Les entreprises françaises les plus exposées à la crise
TotalEnergies, Engie, CMA CGM, Airbus, Stellantis : tour d'horizon des géants français pour qui la fermeture du détroit d'Hormuz représente un risque direct sur les résultats 2026.
La crise du détroit d'Hormuz frappe l'économie française par plusieurs canaux : hausse des coûts énergétiques, perturbations logistiques, ruptures d'approvisionnement en composants. Pour une demi-douzaine de grands groupes cotés, l'impact est direct et mesurable. Tour d'horizon des entreprises en première ligne.
TotalEnergies : un géant coincé au milieu du détroit
TotalEnergies détient environ 27 milliards de dollars d'actifs dans la région du Golfe, principalement au Qatar (participation dans le méga-projet North Field East, NFE) et aux Émirats arabes unis. La force majeure déclarée par QatarEnergy au début du mois d'avril freine les revenus de ces participations. À l'inverse, la flambée du prix du brut dope les résultats amont du groupe — un effet compensateur.
Double effet pour TotalEnergies
Perte nette sur le GNL qatari (volumes non livrés) mais gain important sur la production pétrolière hors zone (Afrique, Amériques). L'analyste consensus de Bloomberg anticipe un impact net légèrement positif sur les résultats 2026, mais avec une volatilité accrue.
Engie : la force majeure coûte cher
Engie a signé en 2023 un contrat de 15 ans avec QatarEnergy portant sur 1,5 Mt de GNL par an, à livrer à partir de 2026. Ces volumes sont aujourd'hui gelés par la force majeure. Engie doit se retourner sur le marché spot européen, à des prix 50 à 80 % plus élevés. L'impact est estimé à 300-500 M€ sur l'EBITDA du groupe en 2026.
CMA CGM : les routes asiatiques désorganisées
Troisième armateur mondial et fierté française, CMA CGM voit ses lignes Asie-Europe perturbées. Le contournement par le Cap de Bonne-Espérance ajoute 10 à 14 jours par rotation. Les tarifs de fret sur les lignes Asie-Europe du Nord ont bondi de 35 à 50 %.
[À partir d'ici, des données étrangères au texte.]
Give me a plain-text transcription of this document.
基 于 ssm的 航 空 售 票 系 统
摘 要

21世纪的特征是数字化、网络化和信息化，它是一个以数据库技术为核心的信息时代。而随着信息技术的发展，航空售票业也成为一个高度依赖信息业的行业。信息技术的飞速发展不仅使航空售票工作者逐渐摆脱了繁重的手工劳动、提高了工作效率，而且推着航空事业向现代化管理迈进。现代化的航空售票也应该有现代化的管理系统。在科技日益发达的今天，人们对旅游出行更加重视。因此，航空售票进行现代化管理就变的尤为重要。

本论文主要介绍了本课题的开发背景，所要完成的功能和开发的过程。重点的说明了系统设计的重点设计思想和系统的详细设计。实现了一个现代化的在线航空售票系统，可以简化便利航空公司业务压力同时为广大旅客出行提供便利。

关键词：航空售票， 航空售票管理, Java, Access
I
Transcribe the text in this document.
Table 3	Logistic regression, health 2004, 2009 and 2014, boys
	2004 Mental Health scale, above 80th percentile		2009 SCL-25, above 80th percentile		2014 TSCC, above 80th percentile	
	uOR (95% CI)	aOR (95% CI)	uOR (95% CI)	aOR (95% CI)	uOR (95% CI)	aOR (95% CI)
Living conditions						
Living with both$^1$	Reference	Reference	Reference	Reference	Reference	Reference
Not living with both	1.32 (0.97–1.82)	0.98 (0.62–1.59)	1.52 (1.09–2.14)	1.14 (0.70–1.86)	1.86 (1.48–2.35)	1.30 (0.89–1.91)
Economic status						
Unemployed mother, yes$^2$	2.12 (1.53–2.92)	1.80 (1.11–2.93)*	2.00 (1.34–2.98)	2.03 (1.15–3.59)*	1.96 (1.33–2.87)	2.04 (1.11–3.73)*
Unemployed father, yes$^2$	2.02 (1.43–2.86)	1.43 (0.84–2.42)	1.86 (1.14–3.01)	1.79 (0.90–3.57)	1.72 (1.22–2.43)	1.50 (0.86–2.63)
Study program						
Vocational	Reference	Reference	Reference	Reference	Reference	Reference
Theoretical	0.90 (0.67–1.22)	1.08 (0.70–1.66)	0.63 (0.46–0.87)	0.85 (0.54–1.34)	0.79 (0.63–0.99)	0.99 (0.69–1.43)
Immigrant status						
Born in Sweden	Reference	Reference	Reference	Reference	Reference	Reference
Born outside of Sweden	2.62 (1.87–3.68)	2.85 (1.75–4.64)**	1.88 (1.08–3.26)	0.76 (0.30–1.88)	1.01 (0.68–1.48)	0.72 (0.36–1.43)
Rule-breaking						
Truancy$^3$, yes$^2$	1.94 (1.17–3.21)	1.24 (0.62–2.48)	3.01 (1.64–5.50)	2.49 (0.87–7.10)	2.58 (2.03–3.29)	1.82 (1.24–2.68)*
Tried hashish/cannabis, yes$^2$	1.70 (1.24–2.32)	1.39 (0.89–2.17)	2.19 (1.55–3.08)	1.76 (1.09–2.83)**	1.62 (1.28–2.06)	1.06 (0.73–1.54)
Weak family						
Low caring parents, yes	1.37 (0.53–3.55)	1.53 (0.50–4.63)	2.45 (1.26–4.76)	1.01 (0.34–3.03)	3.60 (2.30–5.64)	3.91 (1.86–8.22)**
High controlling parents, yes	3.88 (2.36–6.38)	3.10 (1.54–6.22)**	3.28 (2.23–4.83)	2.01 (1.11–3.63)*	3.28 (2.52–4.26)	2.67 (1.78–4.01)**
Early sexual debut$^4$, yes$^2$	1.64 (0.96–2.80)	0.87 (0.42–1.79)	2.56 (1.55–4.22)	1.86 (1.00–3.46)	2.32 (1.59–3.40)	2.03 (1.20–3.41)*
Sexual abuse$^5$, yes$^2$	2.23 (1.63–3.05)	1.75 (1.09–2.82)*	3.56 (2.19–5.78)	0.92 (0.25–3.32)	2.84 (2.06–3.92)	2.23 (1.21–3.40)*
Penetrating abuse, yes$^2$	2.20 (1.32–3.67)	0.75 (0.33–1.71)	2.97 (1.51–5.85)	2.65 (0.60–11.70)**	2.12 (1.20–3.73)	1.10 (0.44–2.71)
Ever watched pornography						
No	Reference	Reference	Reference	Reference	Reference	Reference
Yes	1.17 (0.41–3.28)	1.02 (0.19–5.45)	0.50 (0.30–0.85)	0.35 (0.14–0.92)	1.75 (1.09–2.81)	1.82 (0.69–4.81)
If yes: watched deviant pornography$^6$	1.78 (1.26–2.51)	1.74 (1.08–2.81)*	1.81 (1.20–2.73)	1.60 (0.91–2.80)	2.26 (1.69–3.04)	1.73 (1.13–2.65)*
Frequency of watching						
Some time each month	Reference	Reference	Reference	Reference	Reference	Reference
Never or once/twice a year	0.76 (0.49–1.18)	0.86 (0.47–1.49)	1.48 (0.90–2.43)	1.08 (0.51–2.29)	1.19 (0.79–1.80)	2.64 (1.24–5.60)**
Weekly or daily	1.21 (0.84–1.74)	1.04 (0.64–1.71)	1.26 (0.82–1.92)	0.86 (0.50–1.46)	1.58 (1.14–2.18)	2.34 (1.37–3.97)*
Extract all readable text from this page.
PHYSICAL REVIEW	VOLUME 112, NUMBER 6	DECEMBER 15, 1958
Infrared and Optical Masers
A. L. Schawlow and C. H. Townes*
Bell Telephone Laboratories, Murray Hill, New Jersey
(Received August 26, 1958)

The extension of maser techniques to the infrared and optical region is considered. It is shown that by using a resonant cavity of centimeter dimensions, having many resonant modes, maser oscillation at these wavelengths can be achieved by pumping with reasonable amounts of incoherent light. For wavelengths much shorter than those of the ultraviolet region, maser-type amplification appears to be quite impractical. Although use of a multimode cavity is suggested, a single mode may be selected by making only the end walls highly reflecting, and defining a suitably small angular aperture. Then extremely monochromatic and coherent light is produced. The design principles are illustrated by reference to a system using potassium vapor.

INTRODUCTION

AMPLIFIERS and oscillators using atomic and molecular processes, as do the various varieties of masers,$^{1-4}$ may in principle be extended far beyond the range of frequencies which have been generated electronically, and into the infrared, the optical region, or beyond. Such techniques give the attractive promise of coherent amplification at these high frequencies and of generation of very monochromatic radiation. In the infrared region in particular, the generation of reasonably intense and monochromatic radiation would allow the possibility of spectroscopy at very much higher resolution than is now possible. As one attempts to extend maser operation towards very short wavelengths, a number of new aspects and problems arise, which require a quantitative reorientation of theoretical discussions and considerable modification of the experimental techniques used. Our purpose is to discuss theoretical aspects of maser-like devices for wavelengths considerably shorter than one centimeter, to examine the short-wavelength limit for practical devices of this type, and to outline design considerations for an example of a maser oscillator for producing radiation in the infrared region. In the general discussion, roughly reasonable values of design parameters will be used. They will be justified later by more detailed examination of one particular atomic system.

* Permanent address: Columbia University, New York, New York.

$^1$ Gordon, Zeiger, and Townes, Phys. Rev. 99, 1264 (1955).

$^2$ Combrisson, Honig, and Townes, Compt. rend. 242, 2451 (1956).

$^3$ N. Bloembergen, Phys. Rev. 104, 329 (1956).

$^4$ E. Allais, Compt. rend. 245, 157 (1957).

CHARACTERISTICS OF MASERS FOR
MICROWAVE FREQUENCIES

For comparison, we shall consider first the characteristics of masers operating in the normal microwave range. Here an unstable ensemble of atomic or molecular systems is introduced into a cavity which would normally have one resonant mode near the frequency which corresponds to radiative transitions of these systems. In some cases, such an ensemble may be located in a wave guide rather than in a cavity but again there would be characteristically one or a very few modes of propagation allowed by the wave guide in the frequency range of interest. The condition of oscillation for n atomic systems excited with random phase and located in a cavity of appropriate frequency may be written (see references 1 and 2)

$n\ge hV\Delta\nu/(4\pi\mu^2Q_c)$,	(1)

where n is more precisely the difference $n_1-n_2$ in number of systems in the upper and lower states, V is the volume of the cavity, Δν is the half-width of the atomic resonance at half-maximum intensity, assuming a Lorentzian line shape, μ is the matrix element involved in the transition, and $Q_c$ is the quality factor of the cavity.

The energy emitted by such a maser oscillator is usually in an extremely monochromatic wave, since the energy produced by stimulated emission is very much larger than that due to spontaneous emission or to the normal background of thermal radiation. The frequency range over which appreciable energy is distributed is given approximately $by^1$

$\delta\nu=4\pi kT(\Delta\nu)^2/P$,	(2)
- •10 à 14 jours de trajet supplémentaires par rotation autour du Cap
- •Capacité effective de la flotte réduite de 15 à 20 % par l'allongement
- •Tarifs spot Shanghai-Rotterdam : +40 % en 6 semaines
- •CMA CGM a réactivé certaines de ses positions dans les terminaux méditerranéens pour absorber le flux
Airbus : la chaîne d'approvisionnement sous tension
Airbus est triplement exposé. D'abord sur le kérosène (prix en hausse de ~60 %), dont le coût est répercuté sur les compagnies aériennes clientes. Ensuite sur les livraisons : plusieurs composants critiques (moteurs Pratt & Whitney assemblés en Corée du Sud, électronique de vol sud-coréenne) subissent des retards. Enfin sur la demande : certaines compagnies asiatiques (ANA, JAL, Korean Air) ont demandé le report de livraisons dans l'attente d'une meilleure visibilité.
« Nous surveillons notre chaîne d'approvisionnement jour après jour. Les perturbations sur la Corée du Sud et le Japon sont une préoccupation majeure pour nos livraisons du second semestre. »
Stellantis : le risque semi-conducteurs
Comme l'ensemble de l'industrie automobile, Stellantis dépend de composants électroniques fabriqués en Asie. La Corée du Sud, qui rationne son électricité, a ralenti la production de Samsung Electronics et SK Hynix. Quelques modèles chez Peugeot (308, 3008) et Citroën (C5 Aircross) voient leurs livraisons retardées de 2 à 6 semaines.
Veolia et Saint-Gobain : exposition indirecte mais réelle
- •Veolia opère plusieurs grandes usines de dessalement dans le Golfe (EAU, Arabie saoudite, Oman). L'augmentation des coûts énergétiques locaux pèse sur la rentabilité.
- •Saint-Gobain fournit du verre et des matériaux pour des projets de construction au Moyen-Orient. Plusieurs chantiers sont ralentis ou en pause.
- •Schneider Electric pourrait bénéficier à moyen terme du repli sur le nucléaire (Japon, Corée) et les renouvelables.
Impact sur le CAC 40
Depuis le déclenchement de la crise, le CAC 40 a reculé d'environ 9 %. TotalEnergies résiste (-3 %), tandis qu'Airbus (-14 %), Stellantis (-17 %) et CMA CGM (non coté, mais via Bolloré : -11 %) souffrent davantage. Les valeurs bancaires et les sociétés défensives (Sanofi, L'Oréal) servent de refuge.